From a research standpoint, I’m fortunate to have good mentorship at UT Southwestern, and a good community that gives me a leash to explore new ideas, but also rein me in to make sure I’m consistently progressing on projects that we have ongoing.
As an author and researcher, you have contributed significantly to the field. Looking ahead, what do you believe will be the next big innovation in gastrointestinal oncology research, and how do you envision your work contributing to these future advancements?
Dr. Brown: I think GI oncology compared to, say, thoracic oncology was a little bit behind the times in terms of developing personalized therapies. But I think we’re starting to see the emergence of that in our early-phase and even later-phase trials where we’re starting to learn to target specific mutations with either combination therapies or monotherapies that can be effective. GI oncology in general is also very exciting, as we’ve seen the explosion of immunotherapies and the various ways we can use those tools both in the advanced and incurable settings, as well as earlier in curative settings.
I think some big controversies in the field that are coming are if you use immunotherapies in the earlier lines, how do you use them effectively in the advanced settings if patients recur. So in general, I think seeing the development of these personalized therapies and continuing to identify and target effective driver mutations is an exciting area in GI oncology at the moment.
How do you find a healthy balance between the demanding nature of GI oncology and maintaining your personal well-being?
Dr.
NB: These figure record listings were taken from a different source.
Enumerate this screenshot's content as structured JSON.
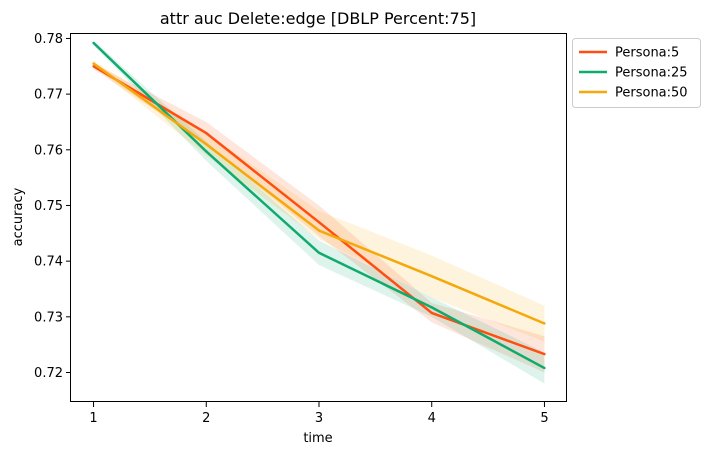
{
  "chart_data": {
    "type": "line",
    "title": "attr auc Delete:edge [DBLP Percent:75]",
    "xlabel": "time",
    "ylabel": "accuracy",
    "x": [
      1,
      2,
      3,
      4,
      5
    ],
    "x_ticks": [
      "1",
      "2",
      "3",
      "4",
      "5"
    ],
    "y_ticks": [
      "0.72",
      "0.73",
      "0.74",
      "0.75",
      "0.76",
      "0.77",
      "0.78"
    ],
    "xlim": [
      0.8,
      5.2
    ],
    "ylim": [
      0.7147,
      0.7808
    ],
    "grid": false,
    "legend_position": "outside-top-right",
    "series": [
      {
        "name": "Persona:5",
        "color": "#ff4e0f",
        "values": [
          0.775,
          0.763,
          0.747,
          0.7307,
          0.7233
        ],
        "band_lower": [
          0.7745,
          0.761,
          0.7445,
          0.729,
          0.72
        ],
        "band_upper": [
          0.7755,
          0.765,
          0.75,
          0.7325,
          0.7265
        ]
      },
      {
        "name": "Persona:25",
        "color": "#0fab6e",
        "values": [
          0.7792,
          0.7597,
          0.7415,
          0.7317,
          0.7208
        ],
        "band_lower": [
          0.7788,
          0.758,
          0.7393,
          0.73,
          0.718
        ],
        "band_upper": [
          0.7796,
          0.7615,
          0.7437,
          0.7335,
          0.7236
        ]
      },
      {
        "name": "Persona:50",
        "color": "#f5a80a",
        "values": [
          0.7755,
          0.761,
          0.7455,
          0.7373,
          0.7288
        ],
        "band_lower": [
          0.775,
          0.759,
          0.744,
          0.7335,
          0.7255
        ],
        "band_upper": [
          0.776,
          0.763,
          0.749,
          0.741,
          0.732
        ]
      }
    ]
  }
}
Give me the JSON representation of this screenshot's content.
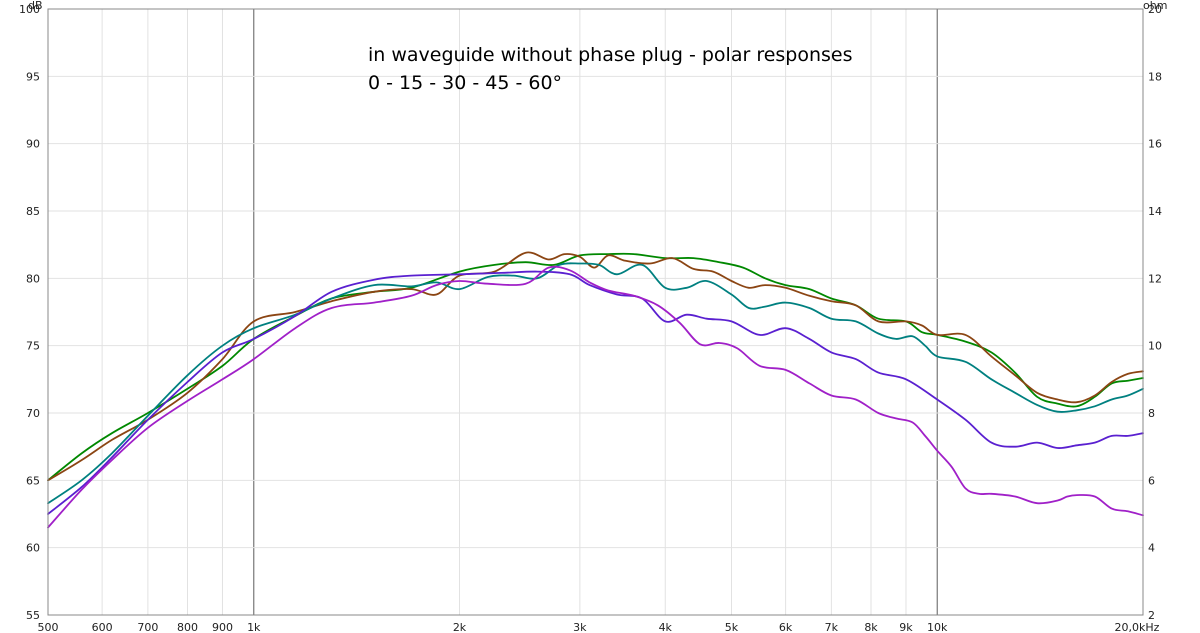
{
  "chart_data": {
    "type": "line",
    "title": "in waveguide without phase plug - polar responses",
    "subtitle": "0 - 15 - 30 - 45 - 60°",
    "ylabel": "dB",
    "y2label": "ohm",
    "xscale": "log",
    "xlim": [
      500,
      20000
    ],
    "ylim": [
      55,
      100
    ],
    "y2lim": [
      2,
      20
    ],
    "grid": true,
    "x_ticks": [
      {
        "value": 500,
        "label": "500"
      },
      {
        "value": 600,
        "label": "600"
      },
      {
        "value": 700,
        "label": "700"
      },
      {
        "value": 800,
        "label": "800"
      },
      {
        "value": 900,
        "label": "900"
      },
      {
        "value": 1000,
        "label": "1k"
      },
      {
        "value": 2000,
        "label": "2k"
      },
      {
        "value": 3000,
        "label": "3k"
      },
      {
        "value": 4000,
        "label": "4k"
      },
      {
        "value": 5000,
        "label": "5k"
      },
      {
        "value": 6000,
        "label": "6k"
      },
      {
        "value": 7000,
        "label": "7k"
      },
      {
        "value": 8000,
        "label": "8k"
      },
      {
        "value": 9000,
        "label": "9k"
      },
      {
        "value": 10000,
        "label": "10k"
      },
      {
        "value": 20000,
        "label": "20,0kHz"
      }
    ],
    "x_major_ticks": [
      1000,
      10000
    ],
    "y_ticks": [
      55,
      60,
      65,
      70,
      75,
      80,
      85,
      90,
      95,
      100
    ],
    "y2_ticks": [
      2,
      4,
      6,
      8,
      10,
      12,
      14,
      16,
      18,
      20
    ],
    "series": [
      {
        "color": "#008800",
        "x": [
          500,
          560,
          620,
          700,
          800,
          900,
          1000,
          1150,
          1300,
          1500,
          1700,
          2000,
          2250,
          2500,
          2750,
          3000,
          3300,
          3600,
          4000,
          4400,
          4800,
          5200,
          5600,
          6000,
          6500,
          7000,
          7600,
          8200,
          9000,
          9500,
          10000,
          11000,
          12000,
          13000,
          14000,
          15000,
          16000,
          17000,
          18000,
          19000,
          20000
        ],
        "y": [
          65,
          67,
          68.5,
          70,
          71.8,
          73.5,
          75.5,
          77.2,
          78.5,
          79,
          79.3,
          80.5,
          81,
          81.2,
          81,
          81.7,
          81.8,
          81.8,
          81.5,
          81.5,
          81.2,
          80.8,
          80,
          79.5,
          79.2,
          78.5,
          78,
          77,
          76.8,
          76,
          75.8,
          75.3,
          74.5,
          73,
          71.2,
          70.7,
          70.5,
          71.2,
          72.2,
          72.4,
          72.6
        ]
      },
      {
        "color": "#8B4513",
        "x": [
          500,
          560,
          620,
          700,
          800,
          900,
          1000,
          1150,
          1300,
          1500,
          1700,
          1850,
          2000,
          2250,
          2500,
          2700,
          2850,
          3000,
          3150,
          3300,
          3500,
          3800,
          4100,
          4400,
          4700,
          5000,
          5300,
          5600,
          6000,
          6500,
          7000,
          7600,
          8200,
          9000,
          9500,
          10000,
          11000,
          12000,
          13000,
          14000,
          15000,
          16000,
          17000,
          18000,
          19000,
          20000
        ],
        "y": [
          65,
          66.5,
          68,
          69.5,
          71.5,
          74,
          76.8,
          77.5,
          78.3,
          79,
          79.2,
          78.8,
          80.2,
          80.5,
          81.9,
          81.4,
          81.8,
          81.6,
          80.8,
          81.7,
          81.3,
          81.1,
          81.5,
          80.7,
          80.5,
          79.8,
          79.3,
          79.5,
          79.3,
          78.7,
          78.3,
          78,
          76.8,
          76.8,
          76.5,
          75.8,
          75.8,
          74.2,
          72.8,
          71.5,
          71,
          70.8,
          71.3,
          72.3,
          72.9,
          73.1
        ]
      },
      {
        "color": "#008080",
        "x": [
          500,
          560,
          620,
          700,
          800,
          900,
          1000,
          1150,
          1300,
          1500,
          1700,
          1850,
          2000,
          2200,
          2400,
          2600,
          2800,
          3000,
          3200,
          3400,
          3700,
          4000,
          4300,
          4600,
          5000,
          5300,
          5600,
          6000,
          6500,
          7000,
          7600,
          8200,
          8700,
          9200,
          9600,
          10000,
          11000,
          12000,
          13000,
          14000,
          15000,
          16000,
          17000,
          18000,
          19000,
          20000
        ],
        "y": [
          63.3,
          65,
          67,
          69.8,
          72.8,
          75,
          76.3,
          77.3,
          78.5,
          79.5,
          79.4,
          79.7,
          79.2,
          80.1,
          80.2,
          80,
          81,
          81.1,
          81,
          80.3,
          81,
          79.3,
          79.3,
          79.8,
          78.8,
          77.8,
          77.9,
          78.2,
          77.8,
          77,
          76.8,
          75.9,
          75.5,
          75.7,
          75,
          74.2,
          73.8,
          72.5,
          71.5,
          70.6,
          70.1,
          70.2,
          70.5,
          71,
          71.3,
          71.8
        ]
      },
      {
        "color": "#5A20D0",
        "x": [
          500,
          560,
          620,
          700,
          800,
          900,
          1000,
          1150,
          1300,
          1500,
          1700,
          2000,
          2300,
          2600,
          2900,
          3100,
          3400,
          3700,
          4000,
          4300,
          4600,
          5000,
          5500,
          6000,
          6500,
          7000,
          7600,
          8200,
          9000,
          10000,
          11000,
          12000,
          13000,
          14000,
          15000,
          16000,
          17000,
          18000,
          19000,
          20000
        ],
        "y": [
          62.5,
          64.5,
          66.7,
          69.5,
          72.3,
          74.5,
          75.5,
          77.2,
          79,
          79.9,
          80.2,
          80.3,
          80.4,
          80.5,
          80.3,
          79.5,
          78.8,
          78.5,
          76.8,
          77.3,
          77,
          76.8,
          75.8,
          76.3,
          75.5,
          74.5,
          74,
          73,
          72.5,
          71,
          69.5,
          67.8,
          67.5,
          67.8,
          67.4,
          67.6,
          67.8,
          68.3,
          68.3,
          68.5
        ]
      },
      {
        "color": "#A020C8",
        "x": [
          500,
          560,
          620,
          700,
          800,
          900,
          1000,
          1150,
          1300,
          1500,
          1700,
          1850,
          2000,
          2200,
          2500,
          2700,
          2900,
          3100,
          3300,
          3600,
          3900,
          4200,
          4500,
          4800,
          5100,
          5500,
          6000,
          6500,
          7000,
          7600,
          8200,
          8700,
          9200,
          9600,
          10000,
          10500,
          11000,
          11500,
          12000,
          13000,
          14000,
          15000,
          15500,
          16000,
          17000,
          18000,
          19000,
          20000
        ],
        "y": [
          61.5,
          64.3,
          66.5,
          68.9,
          70.9,
          72.5,
          74,
          76.3,
          77.8,
          78.2,
          78.7,
          79.5,
          79.8,
          79.6,
          79.6,
          80.8,
          80.6,
          79.7,
          79.1,
          78.7,
          78,
          76.7,
          75.1,
          75.2,
          74.8,
          73.5,
          73.2,
          72.2,
          71.3,
          71,
          70,
          69.6,
          69.3,
          68.3,
          67.2,
          66,
          64.4,
          64,
          64,
          63.8,
          63.3,
          63.5,
          63.8,
          63.9,
          63.8,
          62.9,
          62.7,
          62.4
        ]
      }
    ]
  }
}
Brown: GI oncology is an exciting field because the patients can be very sick and they can have a lot of symptoms, and if you are effective at treating the cancer and addressing the symptoms, you can really make an impact on how the patients feel.
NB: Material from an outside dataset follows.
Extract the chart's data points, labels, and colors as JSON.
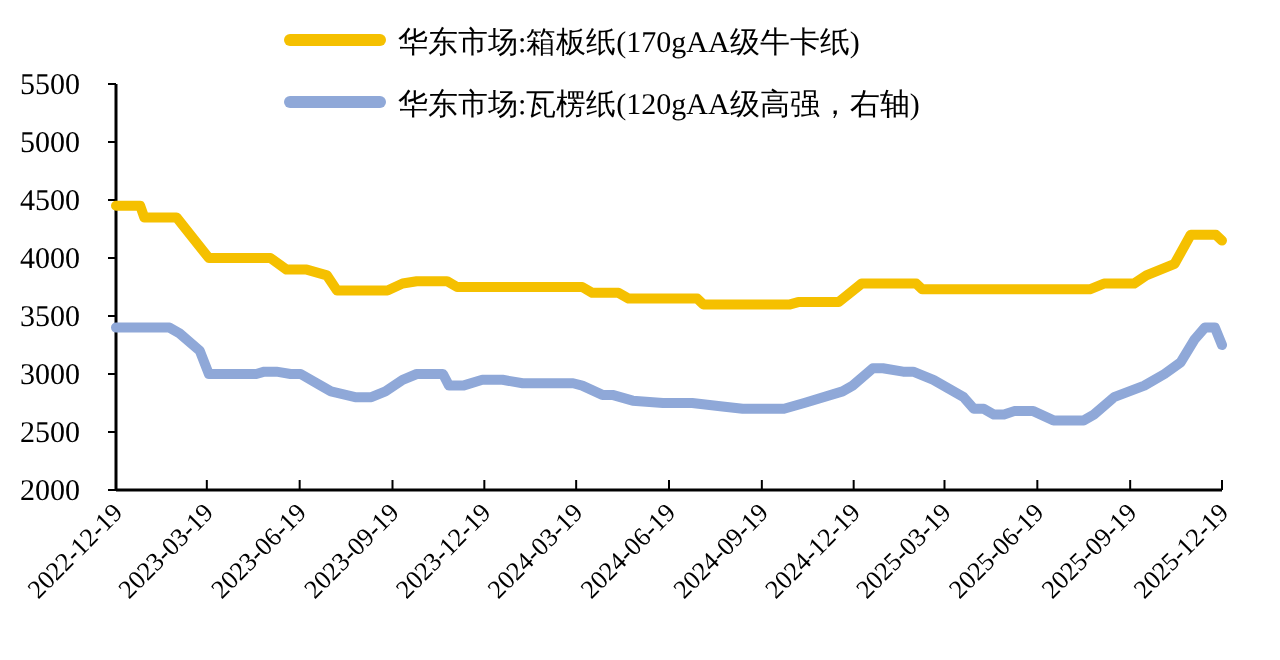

That being said, it can also be very demanding for those same reasons. So my best way to find a balance is just having a supportive family and being very intentional with my time, and what I mean is, when I’m working, I’m working, but when it’s outside of work hours I try to disconnect and I try to think very little about work to the extent it is possible.
Being able to decompress in the off-hours definitely makes me more effective during my work hours, and it allows me to avoid burnout. Some of my colleagues can probably attest that I rarely send or respond to emails on nights or on weekends. I try to really separate myself when I know I’m not assigned to be working or responsible for patient care.
Outside of that, I also have a lot of friends and a good community outside of medicine, so I’m able to exercise alternate hobbies and interests, and not just be focused on medicine 24/7.